19 Jul 2018
Irish economy on track to meet our full-year expectations
Quarterly national accounts data released by the CSO show that the Irish economy contracted by 0.6% q/q in GDP terms in Q118.
On an annual basis output was a remarkable 9.1% above year-earlier levels.
We had expected a soft quarterly outturn for Q1 given the disruption caused by the extreme weather events seen in the opening months of 2018. Indeed, the Investec Manufacturing PMI fell to a 12 month low of 54.1 in March, while the Investec Services PMI reading of 56.5 in the same month was the weakest in the year to date. A number of other indicators help to illustrate this disruption, such as Retail Sales, where the value of sales fell 5.1% m/m (on a seasonally adjusted basis) in March before surging 6.9% m/m in April.
To this end, the annual growth rate is somewhat more meaningful (in as much as Irish national accounts data, with the usual caveats around multinational distortions, can be). The expenditure side of the national accounts shows that the 9.1% y/y increase in GDP was produced by a 2.7% y/y increase in personal consumption; a 3.7% y/y rise in net government expenditures; a 3.8% y/y decline in gross fixed capital formation (investment); a 6.1% y/y rise in exports; and a 1.1% y/y fall in imports.
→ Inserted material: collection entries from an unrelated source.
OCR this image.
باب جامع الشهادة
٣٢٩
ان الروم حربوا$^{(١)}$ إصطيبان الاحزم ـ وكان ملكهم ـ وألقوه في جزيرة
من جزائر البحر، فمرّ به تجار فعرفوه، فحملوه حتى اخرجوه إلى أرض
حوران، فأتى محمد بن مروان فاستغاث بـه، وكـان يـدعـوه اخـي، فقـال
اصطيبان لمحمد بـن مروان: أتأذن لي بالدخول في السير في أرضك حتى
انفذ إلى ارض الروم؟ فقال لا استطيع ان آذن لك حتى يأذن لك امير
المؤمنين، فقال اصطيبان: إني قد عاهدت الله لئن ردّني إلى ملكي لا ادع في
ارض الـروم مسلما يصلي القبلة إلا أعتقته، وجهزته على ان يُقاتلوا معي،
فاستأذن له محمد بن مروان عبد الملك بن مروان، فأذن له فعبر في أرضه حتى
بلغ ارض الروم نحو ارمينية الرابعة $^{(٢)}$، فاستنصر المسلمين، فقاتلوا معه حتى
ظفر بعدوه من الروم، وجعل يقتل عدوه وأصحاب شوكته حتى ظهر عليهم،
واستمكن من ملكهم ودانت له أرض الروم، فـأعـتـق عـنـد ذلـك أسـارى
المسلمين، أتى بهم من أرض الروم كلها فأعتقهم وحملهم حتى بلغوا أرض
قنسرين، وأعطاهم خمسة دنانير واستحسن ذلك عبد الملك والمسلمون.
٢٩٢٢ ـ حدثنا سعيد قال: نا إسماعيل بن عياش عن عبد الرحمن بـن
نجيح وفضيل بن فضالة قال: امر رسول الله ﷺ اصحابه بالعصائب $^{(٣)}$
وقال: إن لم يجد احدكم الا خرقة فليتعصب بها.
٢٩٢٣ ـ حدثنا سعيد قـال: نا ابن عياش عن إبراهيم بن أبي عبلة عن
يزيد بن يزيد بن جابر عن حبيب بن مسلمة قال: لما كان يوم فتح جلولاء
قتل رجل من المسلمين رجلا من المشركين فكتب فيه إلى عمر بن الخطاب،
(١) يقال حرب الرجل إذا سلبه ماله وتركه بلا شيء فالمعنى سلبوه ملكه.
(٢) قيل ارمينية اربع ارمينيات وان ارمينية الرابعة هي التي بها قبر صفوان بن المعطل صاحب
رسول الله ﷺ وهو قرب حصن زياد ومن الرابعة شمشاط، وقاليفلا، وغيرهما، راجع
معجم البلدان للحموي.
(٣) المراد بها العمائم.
The extent of the rise in personal consumption is a little surprising given the relatively lacklustre annual move in retail sales volumes in Q1 (+1.0% y/y). Furthermore, Department of Finance data show that aggregate consumer tax (VAT, excise and customs) revenues were only +1.2% y/y in Q1. Government consumption growth of 3.7% y/y is double the rate guided by the Department of Finance for FY18 (+1.9% y/y). Export growth of 6.1% had been signalled by strong merchandise trade data (goods exports +7.1% y/y in the year to date) and, to a lesser extent, the export component of the Investec Services PMI releases. Elsewhere in the release we note that the national accounts measure of goods exports was +10.0% y/y in Q1, while services exports rose 1.1% y/y in the same period.
The drop in GFCF was down to the multinational sector, as imports of intangibles (mainly intellectual property) fell by a third on an annual basis. Underlying investment was much stronger, with expenditures on building and construction rising at a double-digit pace while underlying (excluding aircraft) spend on machinery and equipment increased by a sixth over the Q117 outturn. The fall in GFCF produced the 1.1% y/y drop in the national accounts measure of imports (goods imports rose 7.9% y/y while services imports, which includes intangibles, fell 5.4% y/y).
Balance of Payments data released alongside the national accounts show that a current account surplus of €9.6bn was recorded in the quarter, which equates to 12.4% of quarterly GDP. This outturn was flattered by the fall in services imports noted above, but it suggests that last year’s 8.5% surplus is on track to be at least matched in 2018.
Holding quarterly GDP steady for the remainder of 2018 would suggest full-year GDP growth of 4.6%. However, given the recovery in the pace of growth in activity following the Q1 weather disruptions (the June Investec Manufacturing and Services PMIs both came in at five month highs) we suspect that the economy should comfortably meet our current 5.0% forecasted growth for FY18. This would keep Ireland at or very close to the top of the EU28 ‘growth charts’ following the 7.2% (revised downwards from the previous 7.8% estimate) expansion that was recorded in FY17. Finally, as a sense check we note that the CSO provides an estimate for ‘modified total domestic demand’, which aims to strip out the multinational distortions. This measure rose 4.8% y/y in Q118, which we think is a good proxy for the underlying progress being made here.